The service in Lisburn on Monday brought together the British prime minister, Boris Johnson, and other political representatives from London, Dublin and Belfast to bid farewell to Northern Ireland’s inaugural first minister.

It was a rare gathering and show of solidarity – and a truce in current political tensions – to honour Lord Trimble, an architect of the 1998 Good Friday agreement and a former Ulster Unionist party (UUP) leader, who died last week at the age of 77.

Ireland’s president, Michael D Higgins, and taoiseach, Micheál Martin, joined Northern Ireland’s party leaders at Harmony Hill Presbyterian church, a name both apt and ironic given Trimble’s torrid time as a peacemaker.

Trimble shared the 1998 Nobel peace prize with John Hume, the then leader of the Social Democratic and Labour party (SDLP), but he was labelled a traitor by many fellow unionists and faced death threats.

David Trimble’s funeral
Mourners hear tributes to Lord Trimble’s ‘considerable strength of character’ at the service. Photograph: Liam McBurney/PA

Ireland’s tricolour flew at half-mast over the Irish parliament in Dublin as a mark of respect for his role in ending the Troubles while striving to safeguard Northern Ireland’s place in the UK.

The former British prime minister Tony Blair said Trimble had shown immense courage in leading unionists, despite deep misgivings, into a new era. “It is what defines leadership in the end,” he told the BBC.

Mourners heard personal stories of Trimble’s boyhood at Bangor grammar school in the 1960s, his career as a law professor at Queen’s University in Belfast and how he overcame shyness to become a transformational leader of the UUP from 1995 to 2005.
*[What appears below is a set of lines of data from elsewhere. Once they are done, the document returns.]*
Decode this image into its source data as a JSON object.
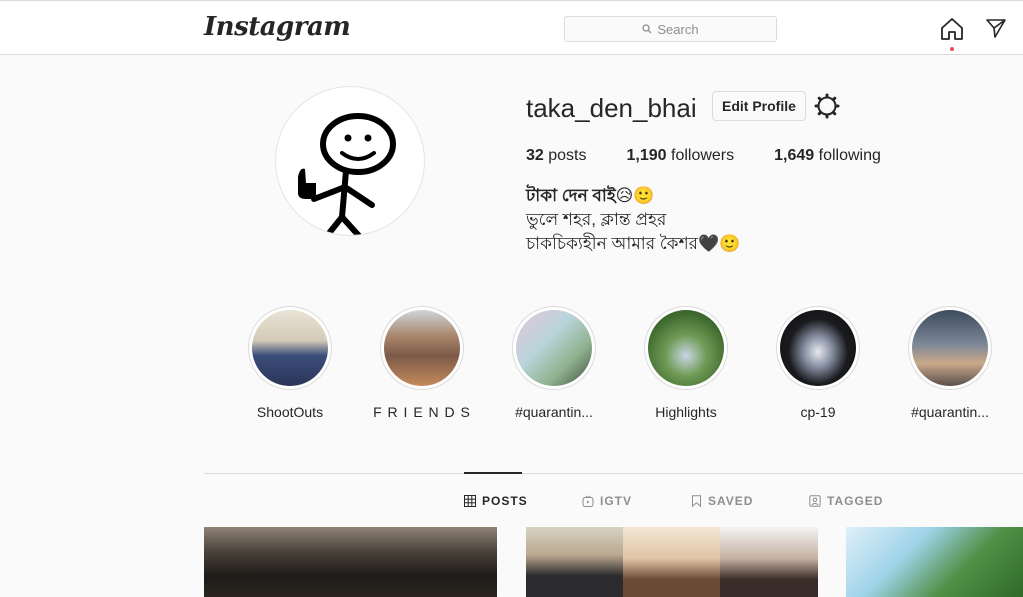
{
  "header": {
    "logo": "Instagram",
    "search_placeholder": "Search",
    "icons": [
      "search-icon",
      "home-icon",
      "direct-message-icon"
    ]
  },
  "profile": {
    "username": "taka_den_bhai",
    "edit_profile_label": "Edit Profile",
    "stats": {
      "posts_count": "32",
      "posts_label": "posts",
      "followers_count": "1,190",
      "followers_label": "followers",
      "following_count": "1,649",
      "following_label": "following"
    },
    "bio": {
      "name": "টাকা দেন বাই😥🙂",
      "line1": "ভুলে শহর, ক্লান্ত প্রহর",
      "line2": "চাকচিক্যহীন আমার কৈশর🖤🙂"
    }
  },
  "highlights": [
    {
      "label": "ShootOuts"
    },
    {
      "label": "F R I E N D S"
    },
    {
      "label": "#quarantin..."
    },
    {
      "label": "Highlights"
    },
    {
      "label": "cp-19"
    },
    {
      "label": "#quarantin..."
    }
  ],
  "tabs": [
    {
      "label": "POSTS",
      "icon": "grid-icon",
      "active": true
    },
    {
      "label": "IGTV",
      "icon": "igtv-icon",
      "active": false
    },
    {
      "label": "SAVED",
      "icon": "bookmark-icon",
      "active": false
    },
    {
      "label": "TAGGED",
      "icon": "tagged-icon",
      "active": false
    }
  ],
  "colors": {
    "text": "#262626",
    "secondary": "#8e8e8e",
    "border": "#dbdbdb",
    "background": "#fafafa",
    "notification_dot": "#ed4956"
  }
}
The Rev Fiona Forbes said people had come to remember an academic, a Nobel laureate, a husband, a father and a grandfather. “Blessed are the peacemakers, for they will be called sons of God,” she said.

Charles McMullen, a former moderator of the Presbyterian Church in Ireland, told mourners: “Provenance shone its light on him.” The reward was a transformed political landscape that had allowed a generation to grow up in relative peace, he said.

“History will be exceedingly kind to David, even if life brought many unrelenting pressures and demands. Alongside others, he rose to seemingly impossible challenges with considerable strength of character, intellectual acumen and complete integrity,” said McMullen.

The gathering of Michelle O’Neill, Sinn Féin’s first minister designate, Jeffrey Donaldson of the Democratic Unionist party (DUP), Doug Beattie of the UUP, Alliance’s Stephen Farry and Colum Eastwood of the SDLP was likely to be a brief respite in post-Brexit disputes that have poisoned Northern Irish politics and paralysed power-sharing institutions at Stormont.

The Northern Ireland secretary, Shailesh Vara, his Labour counterpart, Peter Kyle, the former Sinn Féin leader Gerry Adams and the former taoiseach Bertie Ahern, who struck up a friendship with Trimble during the Good Friday negotiations, also attended.

The former US president Bill Clinton said last week that Trimble’s legacy would endure “in all who are living better lives because of him today”.

Commentators said it felt like the end of an era after the deaths over the past decade of Martin McGuinness, Ian Paisley, Seamus Mallon and Hume – other key figures in consolidating the Good Friday agreement.

Trimble is survived by his widow, Daphne, and their two daughters and two sons.